There is a neat story about how serious the Russians are in protecting what remains of those salmon. As it was told to me, there were three Japanese factory ships illegally fishing for the Cherry Salmon. The Russian government sent out a message to stop and leave the area. They didn't stop or leave. The next message was stop and leave or the Russian boats would sink them. They still ignored the warning. The Russians boarded one of the boats, forced the crew to leave and sank the boat. The other two boats got the message and left. Sometimes talking doesn't work. (State Department, you catch that?)

Shortly after the turn of the century (1900) a method of canning was invented in England. It didn't take long for that to make it to the US east coast, and then the west coast.

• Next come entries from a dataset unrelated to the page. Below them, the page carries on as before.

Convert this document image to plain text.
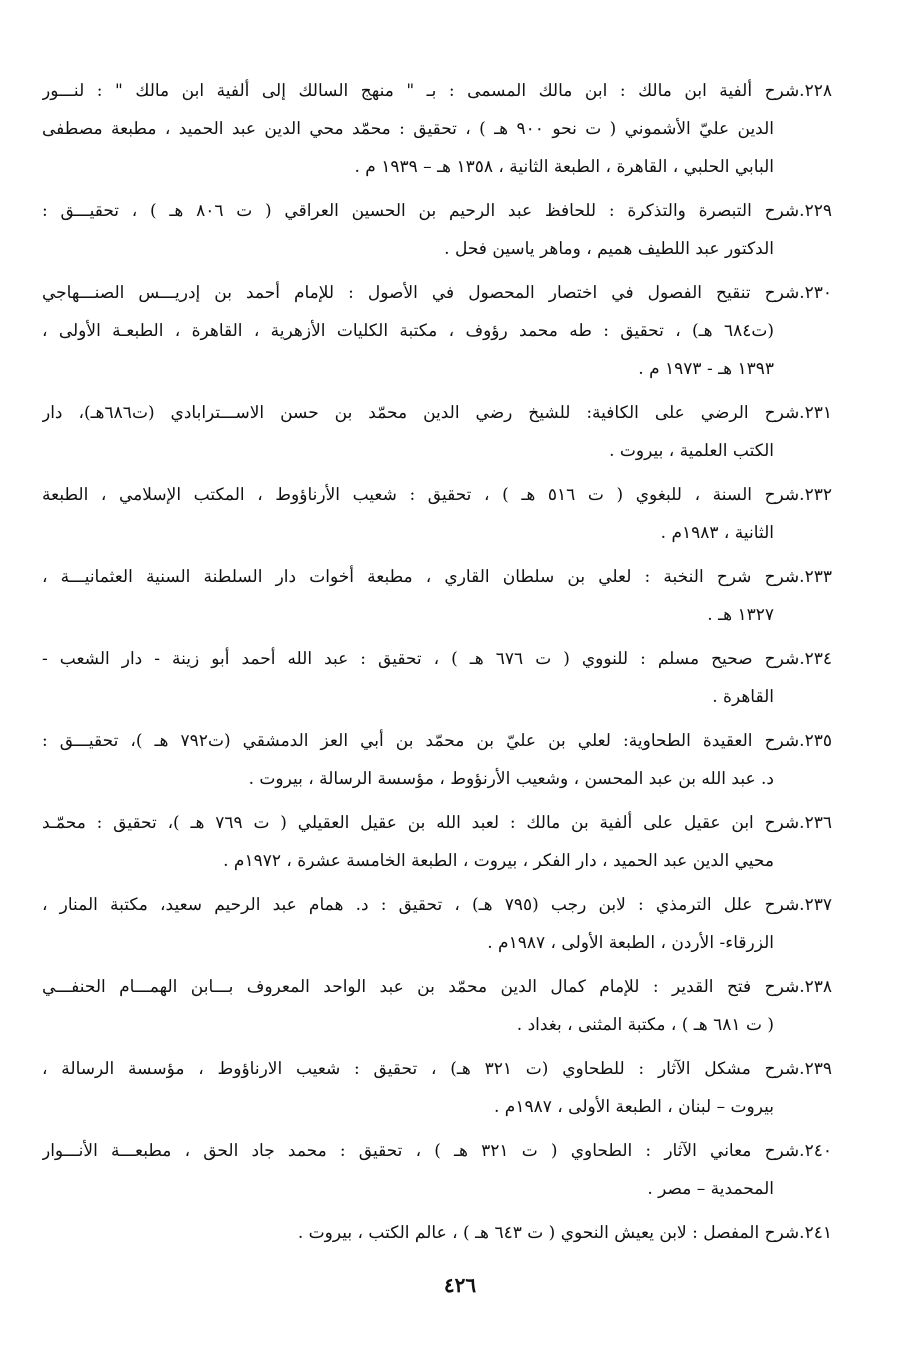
٢٢٨.شرح ألفية ابن مالك : ابن مالك المسمى : بـ " منهج السالك إلى ألفية ابن مالك " : لنـــور
الدين عليّ الأشموني ( ت نحو ٩٠٠ هـ ) ، تحقيق : محمّد محي الدين عبد الحميد ، مطبعة مصطفى
البابي الحلبي ، القاهرة ، الطبعة الثانية ، ١٣٥٨ هـ – ١٩٣٩ م .
٢٢٩.شرح التبصرة والتذكرة : للحافظ عبد الرحيم بن الحسين العراقي ( ت ٨٠٦ هـ ) ، تحقيـــق :
الدكتور عبد اللطيف هميم ، وماهر ياسين فحل .
٢٣٠.شرح تنقيح الفصول في اختصار المحصول في الأصول : للإمام أحمد بن إدريـــس الصنـــهاجي
(ت٦٨٤ هـ) ، تحقيق : طه محمد رؤوف ، مكتبة الكليات الأزهرية ، القاهرة ، الطبعـة الأولى ،
١٣٩٣ هـ - ١٩٧٣ م .
٢٣١.شرح الرضي على الكافية: للشيخ رضي الدين محمّد بن حسن الاســـترابادي (ت٦٨٦هـ)، دار
الكتب العلمية ، بيروت .
٢٣٢.شرح السنة ، للبغوي ( ت ٥١٦ هـ ) ، تحقيق : شعيب الأرناؤوط ، المكتب الإسلامي ، الطبعة
الثانية ، ١٩٨٣م .
٢٣٣.شرح شرح النخبة : لعلي بن سلطان القاري ، مطبعة أخوات دار السلطنة السنية العثمانيـــة ،
١٣٢٧ هـ .
٢٣٤.شرح صحيح مسلم : للنووي ( ت ٦٧٦ هـ ) ، تحقيق : عبد الله أحمد أبو زينة - دار الشعب -
القاهرة .
٢٣٥.شرح العقيدة الطحاوية: لعلي بن عليّ بن محمّد بن أبي العز الدمشقي (ت٧٩٢ هـ )، تحقيـــق :
د. عبد الله بن عبد المحسن ، وشعيب الأرنؤوط ، مؤسسة الرسالة ، بيروت .
٢٣٦.شرح ابن عقيل على ألفية بن مالك : لعبد الله بن عقيل العقيلي ( ت ٧٦٩ هـ )، تحقيق : محمّـد
محيي الدين عبد الحميد ، دار الفكر ، بيروت ، الطبعة الخامسة عشرة ، ١٩٧٢م .
٢٣٧.شرح علل الترمذي : لابن رجب (٧٩٥ هـ) ، تحقيق : د. همام عبد الرحيم سعيد، مكتبة المنار ،
الزرقاء- الأردن ، الطبعة الأولى ، ١٩٨٧م .
٢٣٨.شرح فتح القدير : للإمام كمال الدين محمّد بن عبد الواحد المعروف بـــابن الهمـــام الحنفـــي
( ت ٦٨١ هـ ) ، مكتبة المثنى ، بغداد .
٢٣٩.شرح مشكل الآثار : للطحاوي (ت ٣٢١ هـ) ، تحقيق : شعيب الارناؤوط ، مؤسسة الرسالة ،
بيروت – لبنان ، الطبعة الأولى ، ١٩٨٧م .
٢٤٠.شرح معاني الآثار : الطحاوي ( ت ٣٢١ هـ ) ، تحقيق : محمد جاد الحق ، مطبعـــة الأنـــوار
المحمدية – مصر .
٢٤١.شرح المفصل : لابن يعيش النحوي ( ت ٦٤٣ هـ ) ، عالم الكتب ، بيروت .
٤٢٦
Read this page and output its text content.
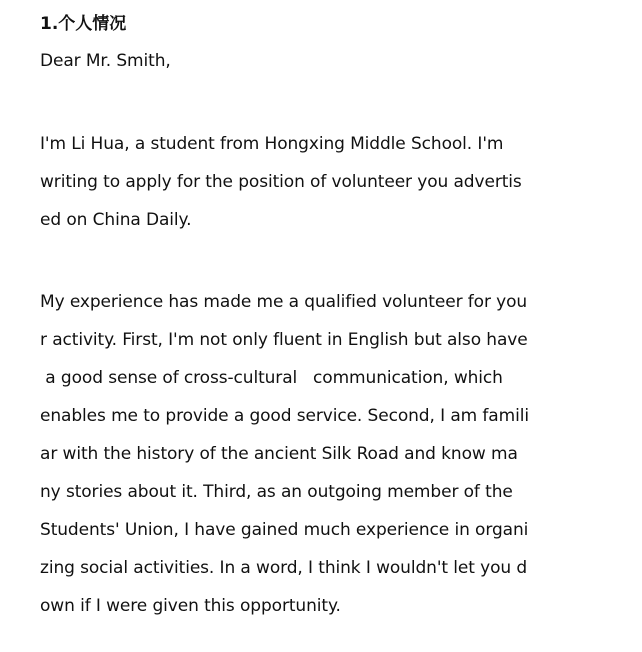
1.个人情况
Dear Mr. Smith,
I'm Li Hua, a student from Hongxing Middle School. I'm
writing to apply for the position of volunteer you advertis
ed on China Daily.
My experience has made me a qualified volunteer for you
r activity. First, I'm not only fluent in English but also have
a good sense of cross-cultural   communication, which
enables me to provide a good service. Second, I am famili
ar with the history of the ancient Silk Road and know ma
ny stories about it. Third, as an outgoing member of the
Students' Union, I have gained much experience in organi
zing social activities. In a word, I think I wouldn't let you d
own if I were given this opportunity.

There were fish canneries everywhere out here. Our little town of Poulsbo, WA, had several. A good protected harbor for the fishing fleet and salmon everywhere! After World War II we saved most of Europe from starvation - shipping millions of cans of SALMON. Highly nutritious and cheap compared to beef or other canned products, the US government still buys canned salmon for use in prisons and public school lunch programs. The program should have been discontinued long ago, but it's one of those entitlement things which will probably still exist after the last salmon is gone.

Those canneries consumed at least half of the existing salmon in the Pacific Ocean by the end of the reconstruction of Europe.

Add to that destruction of watersheds, wall to wall concrete and parking lots, unrestricted growth and all the ills of modern society and it is flat amazing we have any salmon left at all. Some of the west coast states have enacted a net ban preventing near-shore gill netting of returning salmon, unfortunately Washington State is not one of them. It's more than sad, the mis-management of the major salmon here is a crime, just not legally called one.

The only salmon the State hasn't 'managed to death so far' is the Chum. It is the one we have the most of. Duh.

My husband and I do fish for them, and while we may not leave a bowl of unattended candy on the front porch this Sunday night, we no doubt will check the local estuaries on Friday or Saturday to see what is happening. We do not keep any of the Chum salmon. We have kept one or two over the years, one time to smoke some, and other time one of us caught a very bright silver male and I poached it for a meal with friends. It was lovely.

Mostly however, the fall Chum run here has become a marker of the season for us. All of our Pacific Salmon die after spawning, so the whole event indeed is marked as the renewal of the season, the fish themselves and our stream ecology.